All of this has to be done to strict Food and Drug Administration standards known as Current Good Manufacturing Practices. The process can be finicky.
It's a challenging task, but Kirk says he and his team is up to it. That confidence may be because the company they work for was created specifically to deal with public health crises.
"Emergent Biosolutions has been around for a little over 20 years," says Bob Kramer, president and CEO.
The company specializes in dealing with public health issues and dangerous substances.
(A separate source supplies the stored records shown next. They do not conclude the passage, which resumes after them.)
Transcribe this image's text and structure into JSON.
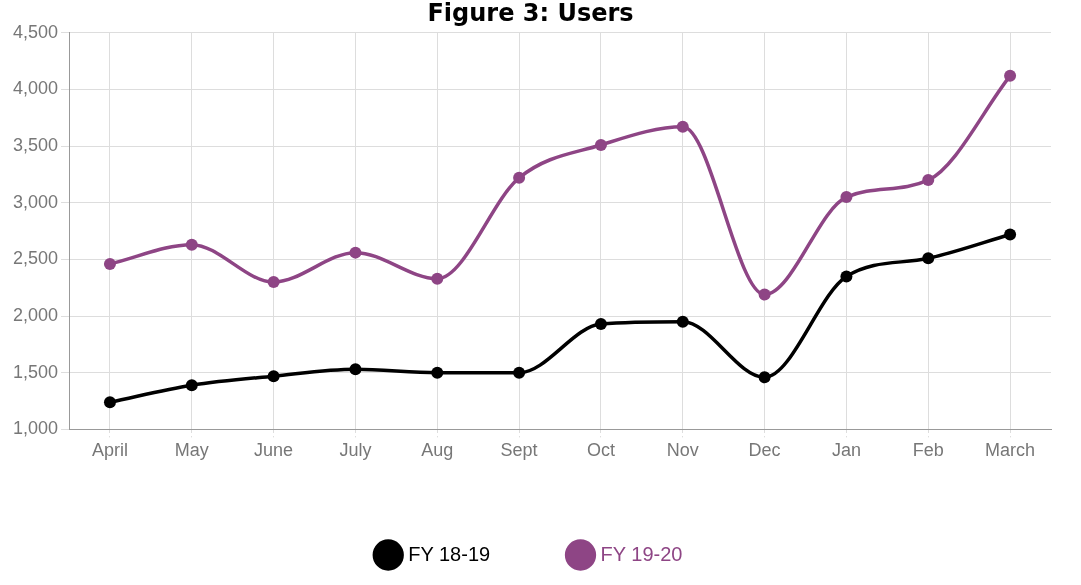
{
  "chart_data": {
    "type": "line",
    "title": "Figure 3: Users",
    "categories": [
      "April",
      "May",
      "June",
      "July",
      "Aug",
      "Sept",
      "Oct",
      "Nov",
      "Dec",
      "Jan",
      "Feb",
      "March"
    ],
    "series": [
      {
        "name": "FY 18-19",
        "color": "#000000",
        "values": [
          1240,
          1390,
          1470,
          1530,
          1500,
          1500,
          1930,
          1950,
          1460,
          2350,
          2510,
          2720
        ]
      },
      {
        "name": "FY 19-20",
        "color": "#8e4585",
        "values": [
          2460,
          2630,
          2300,
          2560,
          2330,
          3220,
          3510,
          3670,
          2190,
          3050,
          3200,
          4120
        ]
      }
    ],
    "ylim": [
      1000,
      4500
    ],
    "yticks": [
      {
        "value": 1000,
        "label": "1,000"
      },
      {
        "value": 1500,
        "label": "1,500"
      },
      {
        "value": 2000,
        "label": "2,000"
      },
      {
        "value": 2500,
        "label": "2,500"
      },
      {
        "value": 3000,
        "label": "3,000"
      },
      {
        "value": 3500,
        "label": "3,500"
      },
      {
        "value": 4000,
        "label": "4,000"
      },
      {
        "value": 4500,
        "label": "4,500"
      }
    ],
    "grid": true,
    "legend": "bottom",
    "marker": "circle",
    "line_style": "solid"
  }
}
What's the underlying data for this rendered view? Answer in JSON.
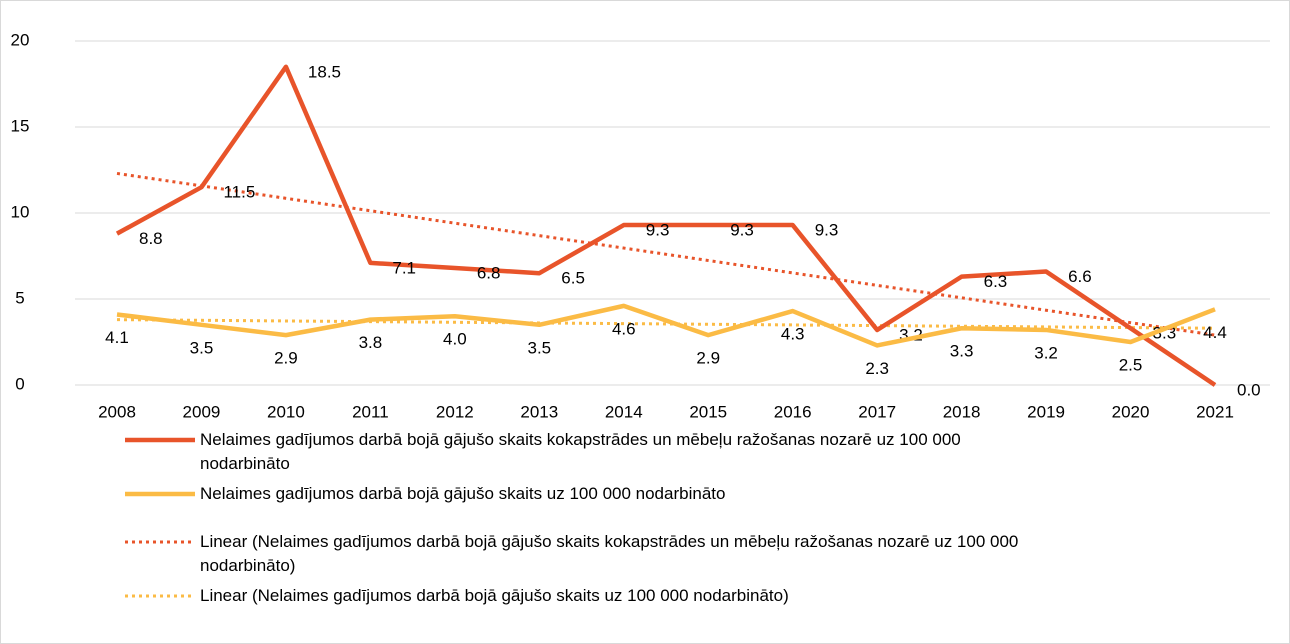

It makes vaccines for anthrax, smallpox, typhoid and cholera.
Kramer says in 2012, the Department of Health and Human Services asked Emergent to build for them a special kind of facility, "where they could bring new technology into that facility and be able to quickly scale up and manufacture large volumes of vaccines for whatever emerging infectious disease we were presented with."
That facility is where the Novavax vaccine is being manufactured. The company also has agreements to manufacture a vaccine being developed by Vaxart and another by Johnson and Johnson.
On June 1, the government announced it was providing Emergent with an additional $628 million to make and package vaccines.
Kramer says his company has a robust manufacturing capacity.
"We already have the capability to produce hundreds of millions of doses in our existing infrastructure," he says.
But all that infrastructure and all the money that's being spent to expand it will be for naught if the vaccines don't work. It's a gamble health officials say the country has to make.